Toujours selon CNN, les grandes villes du nord-est comme New York et Philadelphie, «pourraient connaître leurs plus importantes chutes de neige depuis au moins quatre ans, tandis que les grandes villes du sud s'attendent à des quantités de glace dévastatrices».
Tempête Fern : pourquoi le ressenti peut chuter aussi bas
Les valeurs de “température ressentie” impressionnent. Dans les Grandes Plaines du Nord, des services météo évoquent un ressenti pouvant plonger sous -46°C. À ce stade, quelques minutes dehors peuvent suffire à provoquer des engelures sur une peau exposée.
Il faut comprendre ce que mesure ce chiffre. Le “wind chill” n’est pas une température réelle. Il traduit la vitesse à laquelle le corps perd sa chaleur quand l’air est froid et que le vent accélère le refroidissement de la peau. Le NWS rappelle aussi un point souvent mal compris : le vent ne “refroidit” pas les objets inertes comme il refroidit un humain.

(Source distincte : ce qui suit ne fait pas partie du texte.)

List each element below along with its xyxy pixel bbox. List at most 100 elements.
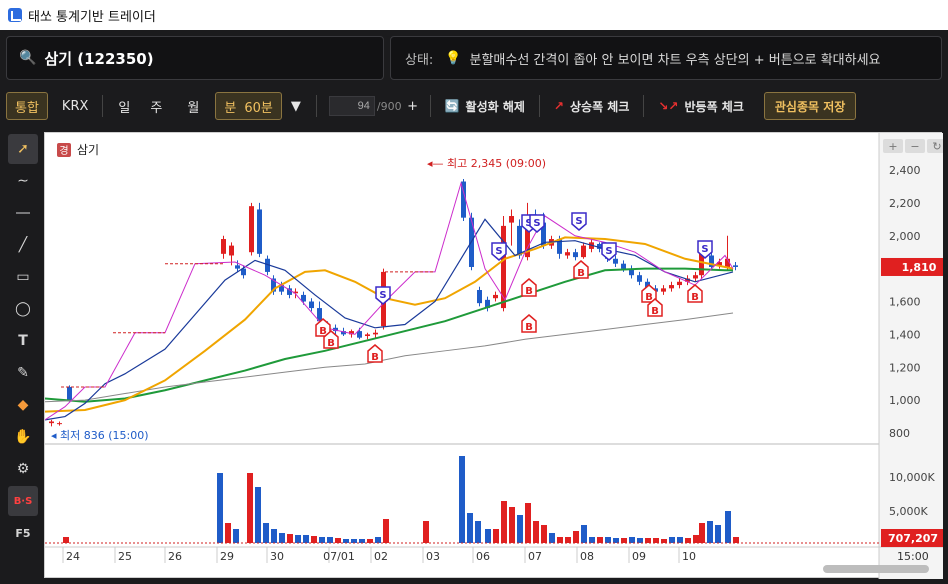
volume-bar xyxy=(677,537,683,543)
volume-bar xyxy=(509,507,515,543)
candle-body xyxy=(229,245,234,256)
horizontal-scrollbar xyxy=(823,565,929,573)
tab-month[interactable]: 월 xyxy=(173,92,213,120)
hand-icon[interactable]: ✋ xyxy=(8,422,38,452)
status-label: 상태: xyxy=(405,52,434,68)
candle-body xyxy=(49,421,54,424)
rebound-check-label: 반등폭 체크 xyxy=(684,99,744,114)
minute-dropdown-icon[interactable]: ▼ xyxy=(282,92,310,120)
candle-count-input[interactable] xyxy=(328,96,375,116)
volume-bar xyxy=(327,537,333,543)
save-favorite-button[interactable]: 관심종목 저장 xyxy=(763,92,857,120)
time-tick-label: 08 xyxy=(580,550,594,563)
volume-bar xyxy=(423,521,429,543)
time-tick-label: 25 xyxy=(118,550,132,563)
candle-body xyxy=(637,275,642,282)
tab-week[interactable]: 주 xyxy=(139,92,173,120)
chart-toolbar: 통합 KRX 일 주 월 분 60분 ▼ /900 + 🔄 활성화 해제 ↗ 상… xyxy=(6,88,942,124)
price-tick-label: 2,000 xyxy=(889,230,921,243)
current-volume-label: 707,207 xyxy=(888,532,938,545)
line-icon[interactable]: ╱ xyxy=(8,230,38,260)
time-tick-label: 30 xyxy=(270,550,284,563)
volume-bar xyxy=(685,538,691,543)
price-chart[interactable]: +−↻2,4002,2002,0001,8001,6001,4001,2001,… xyxy=(44,132,943,579)
ellipse-icon[interactable]: ◯ xyxy=(8,294,38,324)
volume-bar xyxy=(621,538,627,543)
volume-bar xyxy=(319,537,325,543)
volume-bar xyxy=(517,515,523,543)
volume-bar xyxy=(263,523,269,543)
time-tick-label: 15:00 xyxy=(897,550,929,563)
volume-bar xyxy=(597,537,603,543)
curve-icon[interactable]: ∼ xyxy=(8,166,38,196)
brush-icon[interactable]: ✎ xyxy=(8,358,38,388)
f5-button[interactable]: F5 xyxy=(8,518,38,548)
stock-search-input[interactable]: 🔍 삼기 (122350) xyxy=(6,36,384,80)
rise-arrow-icon: ↗ xyxy=(553,99,564,113)
chart-canvas[interactable]: +−↻2,4002,2002,0001,8001,6001,4001,2001,… xyxy=(45,133,943,579)
bs-icon[interactable]: B·S xyxy=(8,486,38,516)
deactivate-button[interactable]: 🔄 활성화 해제 xyxy=(437,92,533,120)
candle-body xyxy=(257,209,262,254)
tab-krx[interactable]: KRX xyxy=(54,92,96,120)
rebound-check-button[interactable]: ↘↗ 반등폭 체크 xyxy=(650,92,752,120)
trade-marker-label: B xyxy=(525,322,533,333)
candle-body xyxy=(373,332,378,335)
volume-bar xyxy=(629,537,635,543)
candle-body xyxy=(477,289,482,304)
candle-count-max: /900 xyxy=(376,99,402,113)
ma-line-orange xyxy=(45,236,734,413)
volume-bar xyxy=(715,525,721,543)
volume-bar xyxy=(271,529,277,543)
divider xyxy=(102,95,104,117)
candle-body xyxy=(733,265,738,267)
volume-bar xyxy=(287,534,293,543)
volume-bar xyxy=(693,535,699,543)
volume-bar xyxy=(335,538,341,543)
trade-marker-label: S xyxy=(605,246,612,257)
volume-bar xyxy=(733,537,739,543)
candle-body xyxy=(493,294,498,299)
price-tick-label: 1,200 xyxy=(889,361,921,374)
volume-bar xyxy=(279,533,285,543)
volume-bar xyxy=(549,533,555,543)
candle-body xyxy=(501,225,506,309)
trade-marker-label: B xyxy=(525,286,533,297)
volume-bar xyxy=(525,503,531,543)
rect-icon[interactable]: ▭ xyxy=(8,262,38,292)
eraser-icon[interactable]: ◆ xyxy=(8,390,38,420)
volume-bar xyxy=(383,519,389,543)
price-tick-label: 1,600 xyxy=(889,296,921,309)
rise-check-label: 상승폭 체크 xyxy=(569,99,630,114)
tab-minute[interactable]: 분 60분 xyxy=(215,92,282,120)
volume-bar xyxy=(541,525,547,543)
cursor-icon[interactable]: ➚ xyxy=(8,134,38,164)
volume-bar xyxy=(63,537,69,543)
candle-body xyxy=(621,263,626,269)
candle-body xyxy=(573,252,578,258)
volume-bar xyxy=(501,501,507,543)
tab-combined[interactable]: 통합 xyxy=(6,92,48,120)
lightbulb-icon: 💡 xyxy=(445,50,462,66)
price-tick-label: 1,000 xyxy=(889,394,921,407)
volume-bar xyxy=(653,538,659,543)
tab-day[interactable]: 일 xyxy=(109,92,139,120)
candle-count-plus-button[interactable]: + xyxy=(402,92,424,120)
volume-bar xyxy=(217,473,223,543)
price-tick-label: 2,200 xyxy=(889,197,921,210)
text-icon[interactable]: T xyxy=(8,326,38,356)
rise-check-button[interactable]: ↗ 상승폭 체크 xyxy=(546,92,637,120)
trade-marker-label: S xyxy=(379,290,386,301)
candle-body xyxy=(693,275,698,279)
trade-marker-label: B xyxy=(651,306,659,317)
volume-bar xyxy=(725,511,731,543)
hline-icon[interactable]: ― xyxy=(8,198,38,228)
trade-marker-label: B xyxy=(691,292,699,303)
zoom-glyph: − xyxy=(910,140,919,153)
rebound-arrow-icon: ↘↗ xyxy=(658,99,679,113)
time-tick-label: 03 xyxy=(426,550,440,563)
legend-name: 삼기 xyxy=(77,143,99,157)
volume-bar xyxy=(375,537,381,543)
candle-body xyxy=(581,245,586,258)
settings-icon[interactable]: ⚙ xyxy=(8,454,38,484)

En revanche, il augmente fortement le danger pour une personne mal protégée.
Pourquoi une telle descente du froid ? Le mécanisme est classique, mais sa mise en place peut être brutale. Lorsqu’une portion d’air arctique s’enfonce vers le sud, elle peut être canalisée par une circulation atmosphérique plus ondulée. La NOAA explique que le vortex polaire, vaste zone de basses pressions et d’air froid autour du pôle, s’étend souvent en hiver et peut favoriser des “plongées” d’air glacial vers les États-Unis.
Cette situation n’implique pas, à elle seule, une “anomalie” durable. Elle décrit surtout une dynamique de saison froide. En parallèle, des travaux cherchent à améliorer la prévision de ces décrochages arctiques, précisément parce qu’ils concentrent un risque humain et économique majeur.

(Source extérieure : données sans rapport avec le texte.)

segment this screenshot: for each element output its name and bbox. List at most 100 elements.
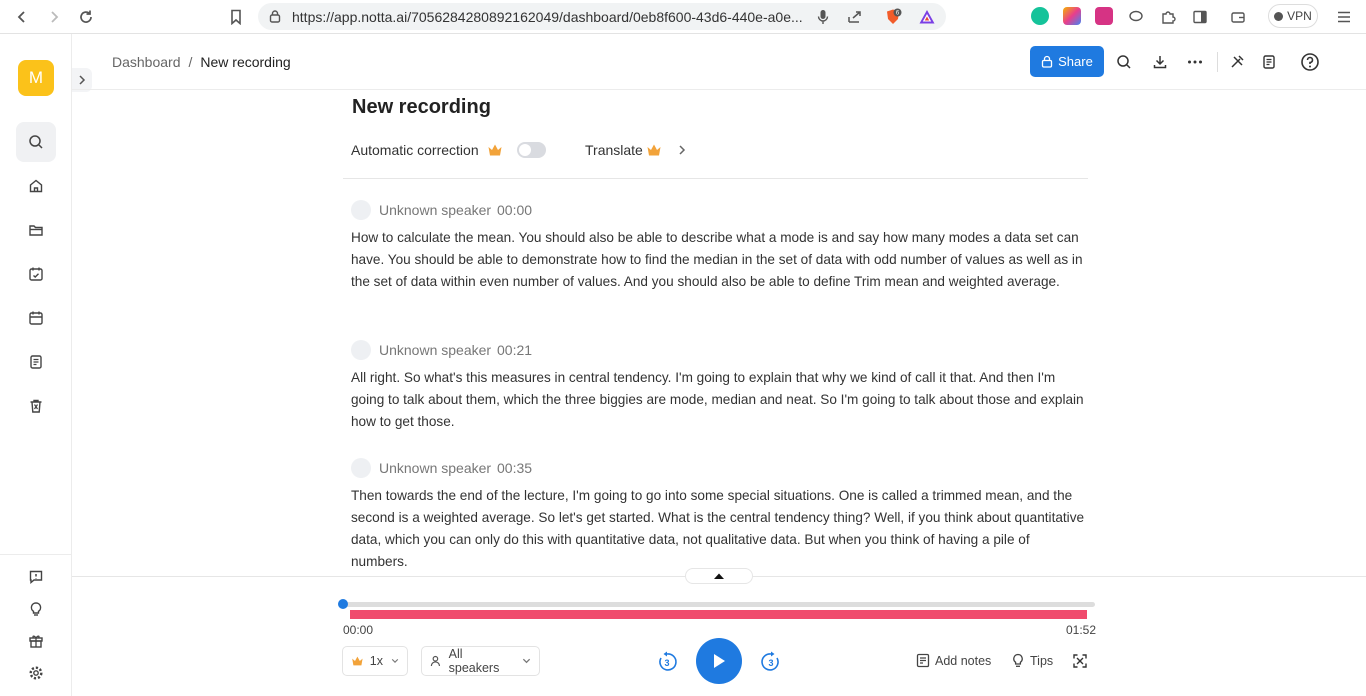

Un risque humain sous-estimé : hypothermie, intoxications, isolement
Les images de neige attirent toujours l’attention. Pourtant, l’impact le plus silencieux vient souvent après. D’abord, l’hypothermie. Ensuite, les intoxications au monoxyde de carbone. Elles surviennent quand des générateurs ou des chauffages d’appoint sont utilisés dans de mauvaises conditions, notamment dans des espaces clos.
Il y a aussi la question de l’isolement. Dans certaines zones rurales, un cumul important peut rendre des routes impraticables plusieurs jours. Des expériences passées l’ont montré : quand les chasse-neige ne passent plus, l’accès aux soins se complique, et une urgence médicale devient plus difficile à gérer.

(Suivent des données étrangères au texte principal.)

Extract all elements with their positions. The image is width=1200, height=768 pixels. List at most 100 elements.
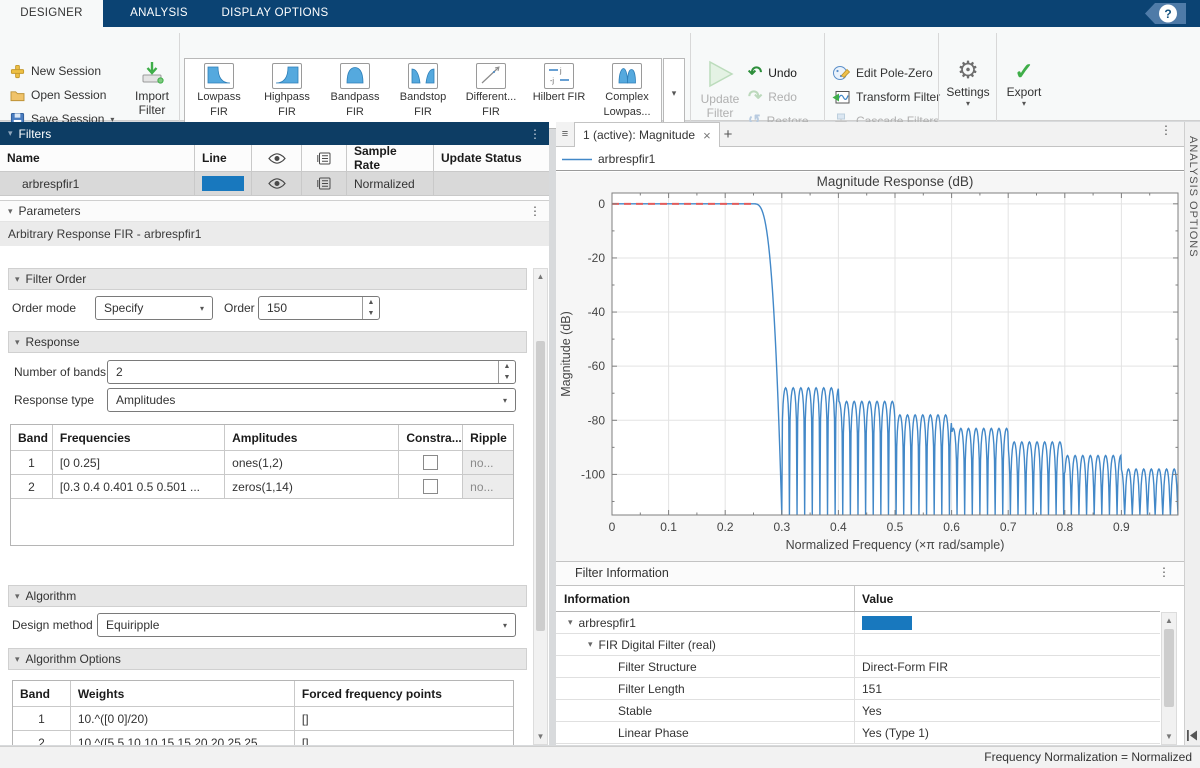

Enfin, le froid extrême “fige” la situation. Quand le mercure reste bas, la neige ne fond pas. La glace non plus. Les interventions sont alors plus longues, et les réparations plus complexes, surtout si les équipes doivent travailler avec du vent et un ressenti très négatif.

Le vrai enjeu : la résilience des réseaux face aux extrêmes
Fern met en lumière une réalité structurelle : aux États-Unis, les tempêtes hivernales sont aussi des crises d’infrastructure. Routes, électricité, eau, télécoms, logistique alimentaire : tout est lié. Une panne d’électricité peut entraîner une perte de chauffage, puis une rupture de canalisations, puis une fermeture d’école, puis une difficulté à se rendre au travail. Tout s’enchaîne.
C’est aussi pour cela que l’événement est suivi de près au-delà des frontières américaines. D’un côté, il rappelle que le “risque hiver” ne concerne pas seulement le nord du continent. De l’autre, il montre qu’un pays très équipé peut rester vulnérableisé lorsque les phénomènes s’étendent sur des milliers de kilomètres.

Un épisode rare et spectaculaire
Tempête Fern n’est pas qu’un épisode de neige spectaculaire. C’est un test grandeur nature de préparation et de solidarité, sur un territoire immense. Si le scénario de verglas se confirme, les coupures et les blocages pourraient se multiplier, parfois loin des zones “habituées” à l’hiver. Dans ce type de tempête, l’information officielle et les gestes simples font souvent la différence entre un contretemps et un drame.